According to Rutte, long-term NATO support means Ukraine can defend itself today, be in a strong position to secure a just and lasting peace, and be capable of deterring any future Russian aggression.

However, this wording, correct from the perspective of Ukraine’s geopolitical interests, appeared only recently. Before Russia invaded Donbas and annexed Crimea, NATO secretaries general issued very different reports.

In 2013, under Anders Fogh Rasmussen, the Alliance operated in a paradigm focused on overcoming the global economic crisis and seemed not to see a major threat from the East.
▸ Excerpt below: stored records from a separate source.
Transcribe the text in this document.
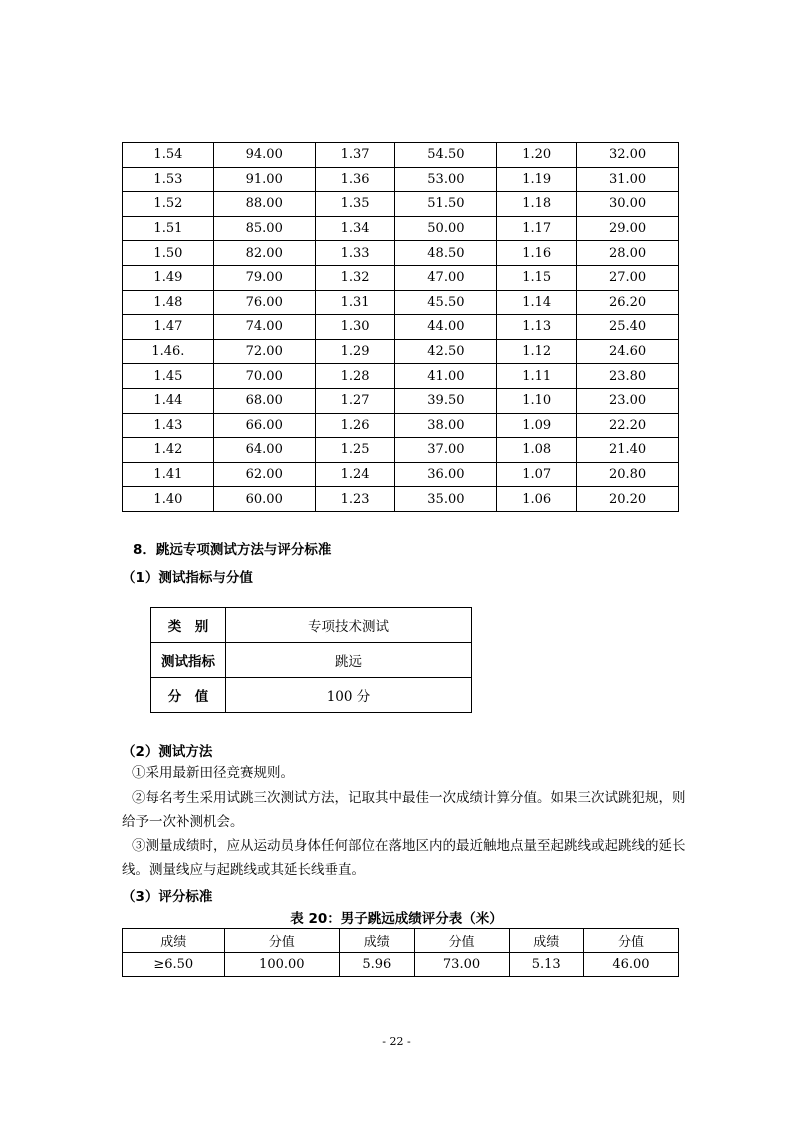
1.54	94.00	1.37	54.50	1.20	32.00
1.53	91.00	1.36	53.00	1.19	31.00
1.52	88.00	1.35	51.50	1.18	30.00
1.51	85.00	1.34	50.00	1.17	29.00
1.50	82.00	1.33	48.50	1.16	28.00
1.49	79.00	1.32	47.00	1.15	27.00
1.48	76.00	1.31	45.50	1.14	26.20
1.47	74.00	1.30	44.00	1.13	25.40
1.46.	72.00	1.29	42.50	1.12	24.60
1.45	70.00	1.28	41.00	1.11	23.80
1.44	68.00	1.27	39.50	1.10	23.00
1.43	66.00	1.26	38.00	1.09	22.20
1.42	64.00	1.25	37.00	1.08	21.40
1.41	62.00	1.24	36.00	1.07	20.80
1.40	60.00	1.23	35.00	1.06	20.20
8．跳远专项测试方法与评分标准
（1）测试指标与分值
类　别	专项技术测试
测试指标	跳远
分　值	100 分
（2）测试方法
①采用最新田径竞赛规则。
②每名考生采用试跳三次测试方法，记取其中最佳一次成绩计算分值。如果三次试跳犯规，则给予一次补测机会。
③测量成绩时，应从运动员身体任何部位在落地区内的最近触地点量至起跳线或起跳线的延长线。测量线应与起跳线或其延长线垂直。
（3）评分标准
表 20：男子跳远成绩评分表（米）
成绩	分值	成绩	分值	成绩	分值
≥6.50	100.00	5.96	73.00	5.13	46.00
- 22 -
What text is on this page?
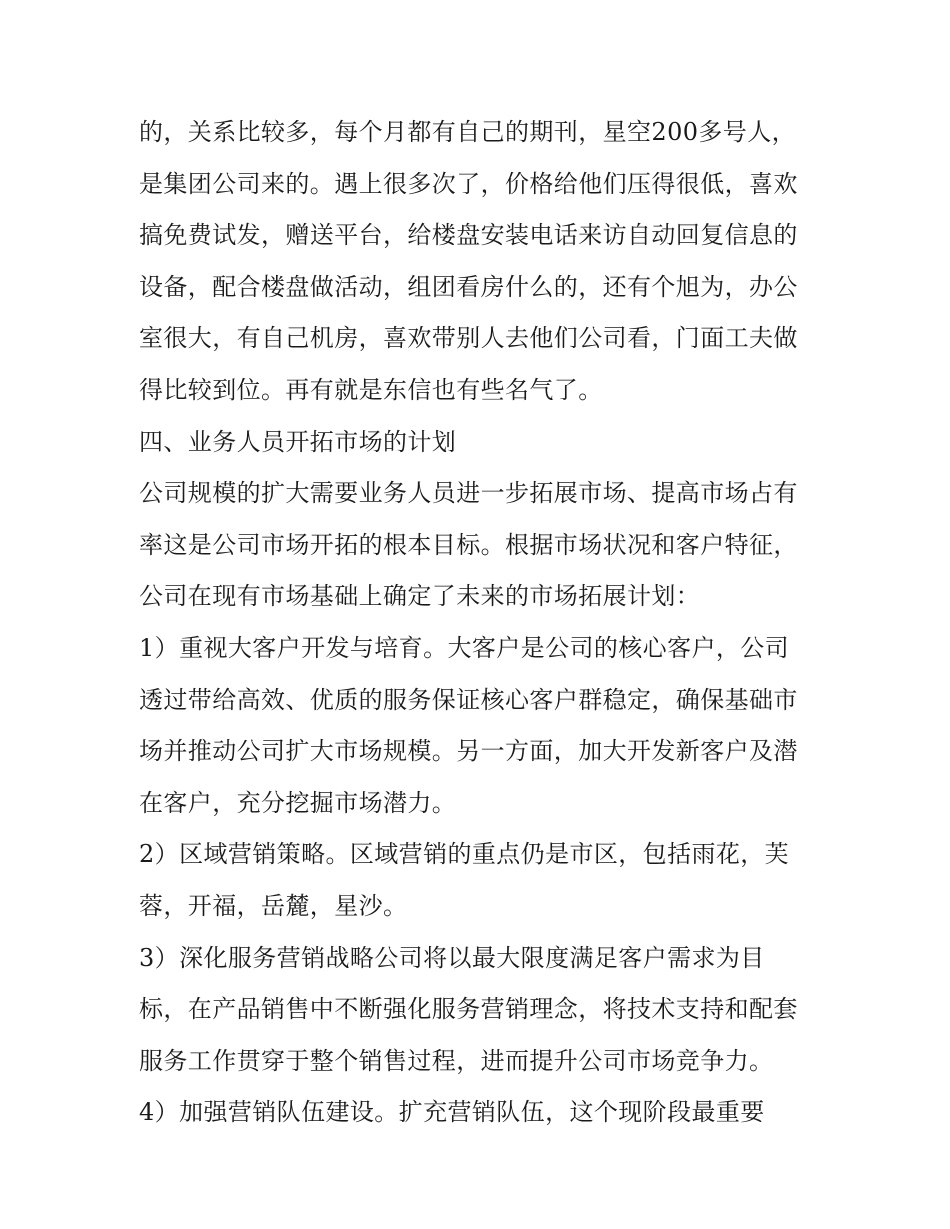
的，关系比较多，每个月都有自己的期刊，星空200多号人，
是集团公司来的。遇上很多次了，价格给他们压得很低，喜欢
搞免费试发，赠送平台，给楼盘安装电话来访自动回复信息的
设备，配合楼盘做活动，组团看房什么的，还有个旭为，办公
室很大，有自己机房，喜欢带别人去他们公司看，门面工夫做
得比较到位。再有就是东信也有些名气了。
四、业务人员开拓市场的计划
公司规模的扩大需要业务人员进一步拓展市场、提高市场占有
率这是公司市场开拓的根本目标。根据市场状况和客户特征，
公司在现有市场基础上确定了未来的市场拓展计划：
1）重视大客户开发与培育。大客户是公司的核心客户，公司
透过带给高效、优质的服务保证核心客户群稳定，确保基础市
场并推动公司扩大市场规模。另一方面，加大开发新客户及潜
在客户，充分挖掘市场潜力。
2）区域营销策略。区域营销的重点仍是市区，包括雨花，芙
蓉，开福，岳麓，星沙。
3）深化服务营销战略公司将以最大限度满足客户需求为目
标，在产品销售中不断强化服务营销理念，将技术支持和配套
服务工作贯穿于整个销售过程，进而提升公司市场竞争力。
4）加强营销队伍建设。扩充营销队伍，这个现阶段最重要
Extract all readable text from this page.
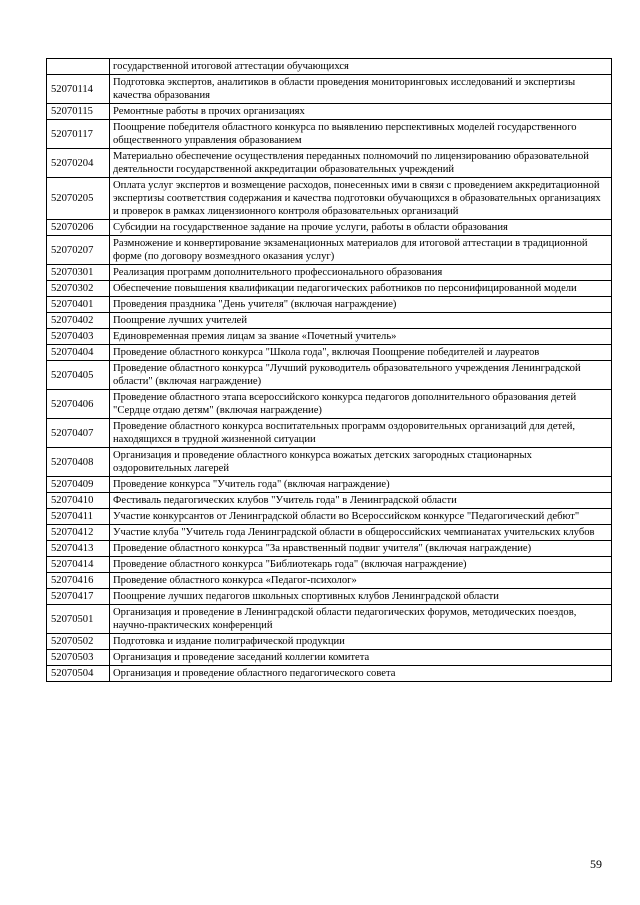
	государственной итоговой аттестации обучающихся
52070114	Подготовка экспертов, аналитиков в области проведения мониторинговых исследований и экспертизы качества образования
52070115	Ремонтные работы в прочих организациях
52070117	Поощрение победителя областного конкурса по выявлению перспективных моделей государственного общественного управления образованием
52070204	Материально обеспечение осуществления переданных полномочий по лицензированию образовательной деятельности государственной аккредитации образовательных учреждений
52070205	Оплата услуг экспертов и возмещение расходов, понесенных ими в связи с проведением аккредитационной экспертизы соответствия содержания и качества подготовки обучающихся в образовательных организациях и проверок в рамках лицензионного контроля образовательных организаций
52070206	Субсидии на государственное задание на прочие услуги, работы в области образования
52070207	Размножение и конвертирование экзаменационных материалов для итоговой аттестации в традиционной форме (по договору возмездного оказания услуг)
52070301	Реализация программ дополнительного профессионального образования
52070302	Обеспечение повышения квалификации педагогических работников по персонифицированной модели
52070401	Проведения праздника "День учителя" (включая награждение)
52070402	Поощрение лучших учителей
52070403	Единовременная премия лицам за звание «Почетный учитель»
52070404	Проведение областного конкурса "Школа года", включая Поощрение победителей и лауреатов
52070405	Проведение областного конкурса "Лучший руководитель образовательного учреждения Ленинградской области" (включая награждение)
52070406	Проведение областного этапа всероссийского конкурса педагогов дополнительного образования детей "Сердце отдаю детям" (включая награждение)
52070407	Проведение областного конкурса воспитательных программ оздоровительных организаций для детей, находящихся в трудной жизненной ситуации
52070408	Организация и проведение областного конкурса вожатых детских загородных стационарных оздоровительных лагерей
52070409	Проведение конкурса "Учитель года" (включая награждение)
52070410	Фестиваль педагогических клубов "Учитель года" в Ленинградской области
52070411	Участие конкурсантов от Ленинградской области во Всероссийском конкурсе "Педагогический дебют"
52070412	Участие клуба "Учитель года Ленинградской области в общероссийских чемпианатах учительских клубов
52070413	Проведение областного конкурса "За нравственный подвиг учителя" (включая награждение)
52070414	Проведение областного конкурса "Библиотекарь года" (включая награждение)
52070416	Проведение областного конкурса «Педагог-психолог»
52070417	Поощрение лучших педагогов школьных спортивных клубов Ленинградской области
52070501	Организация и проведение в Ленинградской области педагогических форумов, методических поездов, научно-практических конференций
52070502	Подготовка и издание полиграфической продукции
52070503	Организация и проведение заседаний коллегии комитета
52070504	Организация и проведение областного педагогического совета
59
The situation changed just a year later. The 2014 report, the first by new Secretary General Jens Stoltenberg, clearly showed that Russia’s invasion of Donbas and annexation of Crimea were a cold shower for the Alliance and the first step towards strategic awakening.

Even then, however, Russia was still seen more as a rule-breaker that could be brought back to the negotiating table. In the following years, up until the full-scale aggression, NATO gradually adapted to reality, but clearly lagged behind the pace of growing threats from the East.

In 2021, Russia unilaterally effectively ended dialogue with NATO, and the unprecedentedly brutal full-scale invasion of Ukraine finally buried the concept of "dual track" (deterrence plus dialogue) in NATO’s approach to Moscow.

This also affected the tone of Secretary General Stoltenberg’s reports in 2022–2023. The search for dialogue with Russia finally stopped. In the new Strategic Concept adopted at the Madrid Summit in 2022, NATO defined Russia as "the most significant and direct threat" to Allied security, as well as to peace and stability in the Euro-Atlantic region.

Regarding assistance to Ukraine, after some chaos in 2022, support from NATO countries in 2023 shifted towards the transfer of heavy weapons. However, these processes took place on a bilateral basis or through the Ramstein format.

NATO as an organisation limited itself to non-lethal assistance, and only in 2024, with Mark Rutte beginning his term as Secretary General, did a truly tectonic shift occur: the Alliance began providing support directly through its own structures.

In 2025, the Alliance started acting even more proactively.